Festival Amsterdam-déambulations européennes

  Grachtenfestival sur le Prinsengracht en 2015 - © avrotrosklassiekemusiek.nl/e

“Tout est musique. Un tableau, un paysage, un livre, un voyage ne valent que si on entend leur musique.” Jacques de Bourbon-Busset

A travers mes différentes rubriques, je m'efforce de faire entendre la musique singulière de lieux, d'artistes, d'oeuvres littéraires ou artistiques, de chansons, d'histoires humaines et de traditions culturelles ancestrales ou proches de nous. Et à Amsterdam, Dieu sait si l"on entend une musique" unique et chaleureuse. dès que l'on pénètre au coeur de la cité. Cela à double titre : d'abord la combinaison harmonieuse des sons, des silences, des nuances, des rythmes, bien sûr, dont la définition de Beethoven est “la musique est une révélation plus haute que toute sagesse et toute philosophie”, ensuite, la petite musique de la ville qui s'adresse à notre sensibilité et à notre curiosité.

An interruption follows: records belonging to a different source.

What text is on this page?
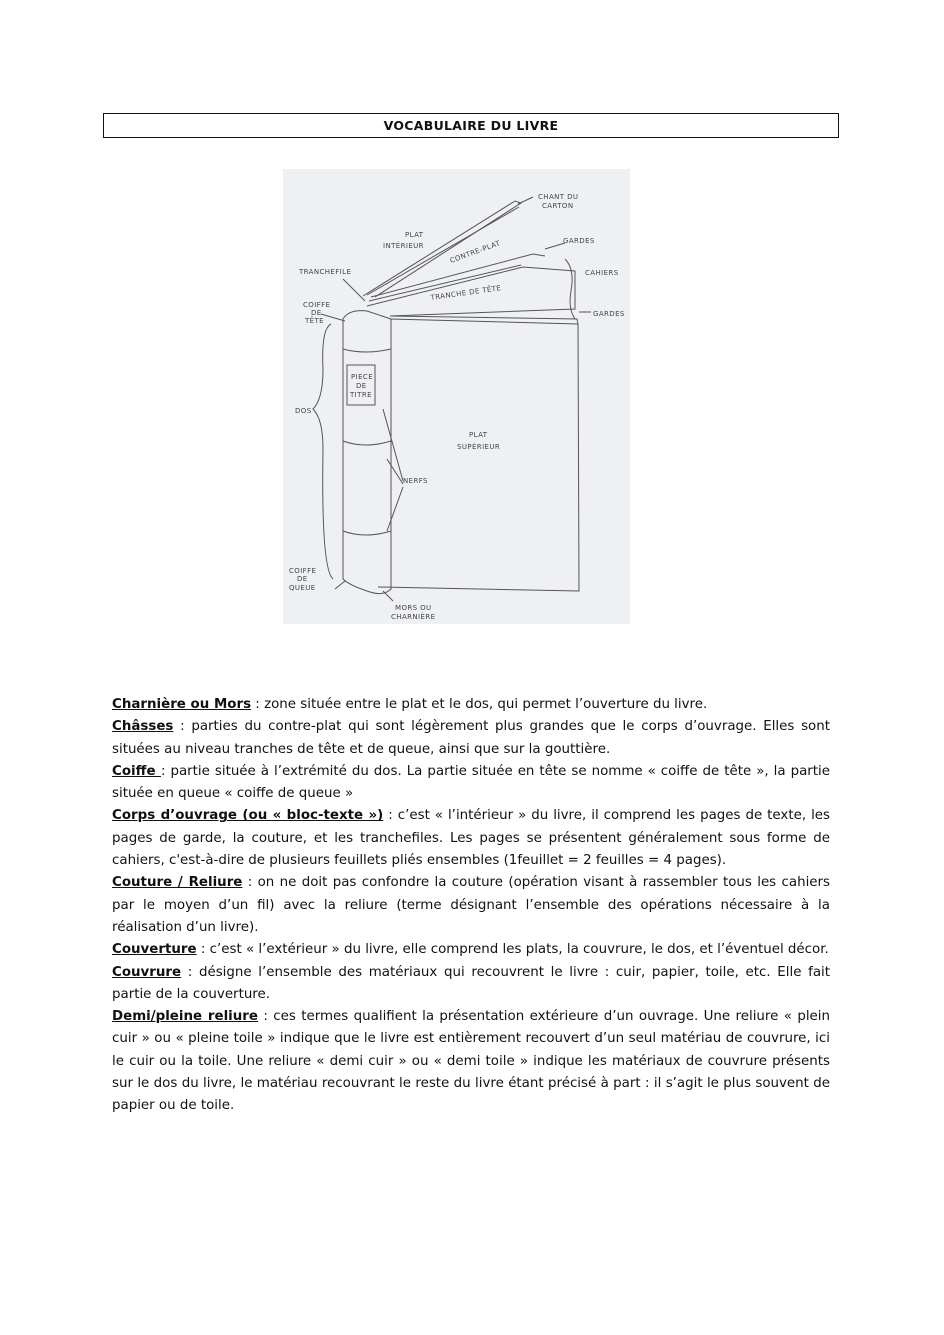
VOCABULAIRE DU LIVRE
CHANT DU
CARTON
PLAT
INTÉRIEUR	CONTRE-PLAT	GARDES
CAHIERS
TRANCHEFILE
TRANCHE DE TÊTE
GARDES
COIFFE
DE
TÊTE
PIECE
DE
TITRE
DOS
PLAT
SUPÉRIEUR
NERFS
COIFFE
DE
QUEUE
MORS OU
CHARNIÈRE

Charnière ou Mors : zone située entre le plat et le dos, qui permet l’ouverture du livre.

Châsses : parties du contre-plat qui sont légèrement plus grandes que le corps d’ouvrage. Elles sont situées au niveau tranches de tête et de queue, ainsi que sur la gouttière.

Coiffe : partie située à l’extrémité du dos. La partie située en tête se nomme « coiffe de tête », la partie située en queue « coiffe de queue »

Corps d’ouvrage (ou « bloc-texte ») : c’est « l’intérieur » du livre, il comprend les pages de texte, les pages de garde, la couture, et les tranchefiles. Les pages se présentent généralement sous forme de cahiers, c'est-à-dire de plusieurs feuillets pliés ensembles (1feuillet = 2 feuilles = 4 pages).

Couture / Reliure : on ne doit pas confondre la couture (opération visant à rassembler tous les cahiers par le moyen d’un fil) avec la reliure (terme désignant l’ensemble des opérations nécessaire à la réalisation d’un livre).

Couverture : c’est « l’extérieur » du livre, elle comprend les plats, la couvrure, le dos, et l’éventuel décor.

Couvrure : désigne l’ensemble des matériaux qui recouvrent le livre : cuir, papier, toile, etc. Elle fait partie de la couverture.

Demi/pleine reliure : ces termes qualifient la présentation extérieure d’un ouvrage. Une reliure « plein cuir » ou « pleine toile » indique que le livre est entièrement recouvert d’un seul matériau de couvrure, ici le cuir ou la toile. Une reliure « demi cuir » ou « demi toile » indique les matériaux de couvrure présents sur le dos du livre, le matériau recouvrant le reste du livre étant précisé à part : il s’agit le plus souvent de papier ou de toile.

Je veux parler de cette musique feutrée  qui émane de ses centaines de canaux, des murs et des pignons des respectables maisons du Siècle d’Or, le XVIIè siècle - époque très prospère de l’histoire économique, sociale et artistique néerlandaise - de ses innombrables ponts fleuris, de son port, de son quartier rouge, de ses étals de fleurs et de plants de canabis, de ses stands de harengs et d’oignons crus, de ses beautés artistiques inestimables cachées dans des dizaines de musées ou d’hôtels particuliers, de ses centaines de vélos - partie intégrante du paysage hollandais -  et de ses cafés et restaurants animés, ornés de végétation avec goût. Toute une composition qui irradie un je-ne-sais-quoi  qui vous enveloppe comme une symphonie.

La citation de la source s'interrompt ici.